Ononis natrix, the yellow restharrow or shrubby rest-harrow, is a species of plant in the family Fabaceae.

==Description==
Perennial, 50–100 cm, ligneous at base, completely viscous-glandular. Leaves with three oblong and denticulate leaflets. Flowers in terminal leafy racemes. Peduncles long, one-flowered, often aristate. Calyx lobes much longer than tube. Corolla 15 mm, twice as long as calyx, yellow.
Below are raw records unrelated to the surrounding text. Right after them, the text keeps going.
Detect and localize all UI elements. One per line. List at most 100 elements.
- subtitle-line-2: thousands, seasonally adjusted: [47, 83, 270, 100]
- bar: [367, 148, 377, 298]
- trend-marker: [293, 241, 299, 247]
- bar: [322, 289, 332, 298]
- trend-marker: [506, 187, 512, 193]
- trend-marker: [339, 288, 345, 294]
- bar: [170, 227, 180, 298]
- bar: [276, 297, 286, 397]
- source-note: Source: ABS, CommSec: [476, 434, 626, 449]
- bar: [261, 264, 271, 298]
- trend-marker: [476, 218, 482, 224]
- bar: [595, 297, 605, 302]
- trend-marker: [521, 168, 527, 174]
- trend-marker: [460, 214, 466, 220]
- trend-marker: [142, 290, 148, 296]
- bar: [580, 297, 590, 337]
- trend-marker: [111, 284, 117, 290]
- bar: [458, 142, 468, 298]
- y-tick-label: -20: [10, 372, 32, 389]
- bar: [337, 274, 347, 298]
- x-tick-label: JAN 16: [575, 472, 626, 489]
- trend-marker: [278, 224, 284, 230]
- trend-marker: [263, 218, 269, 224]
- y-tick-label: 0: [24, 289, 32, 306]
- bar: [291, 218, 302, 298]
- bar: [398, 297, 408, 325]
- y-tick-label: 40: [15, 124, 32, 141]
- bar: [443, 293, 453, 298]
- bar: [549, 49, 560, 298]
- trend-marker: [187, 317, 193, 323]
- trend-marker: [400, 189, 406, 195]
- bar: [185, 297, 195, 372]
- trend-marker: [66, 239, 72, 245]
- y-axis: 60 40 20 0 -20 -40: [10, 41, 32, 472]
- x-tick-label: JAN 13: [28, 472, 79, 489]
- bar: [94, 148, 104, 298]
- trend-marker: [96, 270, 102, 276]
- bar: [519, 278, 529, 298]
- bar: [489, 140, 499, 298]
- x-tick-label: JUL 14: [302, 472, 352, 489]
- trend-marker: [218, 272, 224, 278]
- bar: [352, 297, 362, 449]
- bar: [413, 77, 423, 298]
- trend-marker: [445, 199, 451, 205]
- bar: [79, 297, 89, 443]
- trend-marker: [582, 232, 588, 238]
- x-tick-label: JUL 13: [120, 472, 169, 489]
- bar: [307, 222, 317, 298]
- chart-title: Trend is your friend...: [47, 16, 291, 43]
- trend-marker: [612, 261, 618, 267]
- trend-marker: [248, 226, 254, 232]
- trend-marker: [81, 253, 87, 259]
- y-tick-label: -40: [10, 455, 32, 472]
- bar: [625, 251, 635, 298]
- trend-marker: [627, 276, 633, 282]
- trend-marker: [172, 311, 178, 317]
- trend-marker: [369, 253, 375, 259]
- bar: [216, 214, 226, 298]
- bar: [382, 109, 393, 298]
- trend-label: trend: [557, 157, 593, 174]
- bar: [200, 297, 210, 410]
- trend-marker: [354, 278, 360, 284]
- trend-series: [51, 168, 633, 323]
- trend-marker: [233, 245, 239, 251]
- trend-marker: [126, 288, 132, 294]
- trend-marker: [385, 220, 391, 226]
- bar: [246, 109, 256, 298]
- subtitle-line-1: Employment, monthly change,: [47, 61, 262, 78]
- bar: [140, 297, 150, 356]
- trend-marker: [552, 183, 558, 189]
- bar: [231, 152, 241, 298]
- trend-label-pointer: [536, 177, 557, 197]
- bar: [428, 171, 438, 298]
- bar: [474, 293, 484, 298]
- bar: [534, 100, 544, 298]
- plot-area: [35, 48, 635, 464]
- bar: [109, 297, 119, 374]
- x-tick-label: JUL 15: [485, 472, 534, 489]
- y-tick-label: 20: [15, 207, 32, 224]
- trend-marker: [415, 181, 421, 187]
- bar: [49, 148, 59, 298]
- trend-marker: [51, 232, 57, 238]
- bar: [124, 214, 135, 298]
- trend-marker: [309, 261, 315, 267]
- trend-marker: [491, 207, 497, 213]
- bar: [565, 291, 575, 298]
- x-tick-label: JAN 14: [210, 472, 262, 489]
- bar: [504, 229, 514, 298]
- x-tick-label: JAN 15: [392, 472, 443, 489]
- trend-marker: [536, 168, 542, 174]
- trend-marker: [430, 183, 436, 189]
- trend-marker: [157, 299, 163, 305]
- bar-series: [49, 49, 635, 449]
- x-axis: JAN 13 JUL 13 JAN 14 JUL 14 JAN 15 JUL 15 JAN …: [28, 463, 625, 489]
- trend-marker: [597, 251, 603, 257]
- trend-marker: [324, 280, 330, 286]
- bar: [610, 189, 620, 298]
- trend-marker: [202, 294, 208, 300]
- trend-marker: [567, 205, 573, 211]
Standard with red brown striations.

==Flowering==
April–July.

==Habitat==
Sandy and stony places on limestone.

==Distribution==
Coast, lower and middle mountains, Beqaa, South, Antilebanon.

==Geographic area==
Syria, Lebanon, Palestine, Jordan, Egypt, Libya, Tunisia,
Algeria, Morocco, Circum-Mediterranean.

Onônis or anônis is the Greek name of a Mediterranean species of the genus. It is sometimes interpreted as formed of onos, donkey. and onesis. happiness. for certain rest-harrows were thought to please to donkeys. Nalrix is the name of a water snake, given to a plant whose pollen tube discharges ciliated antherozoids which swim ( just like a water snake) before entering the embryo sac.

The branches of this plant. known in Arabic by the name lissayq, are used in the preparation of raisin.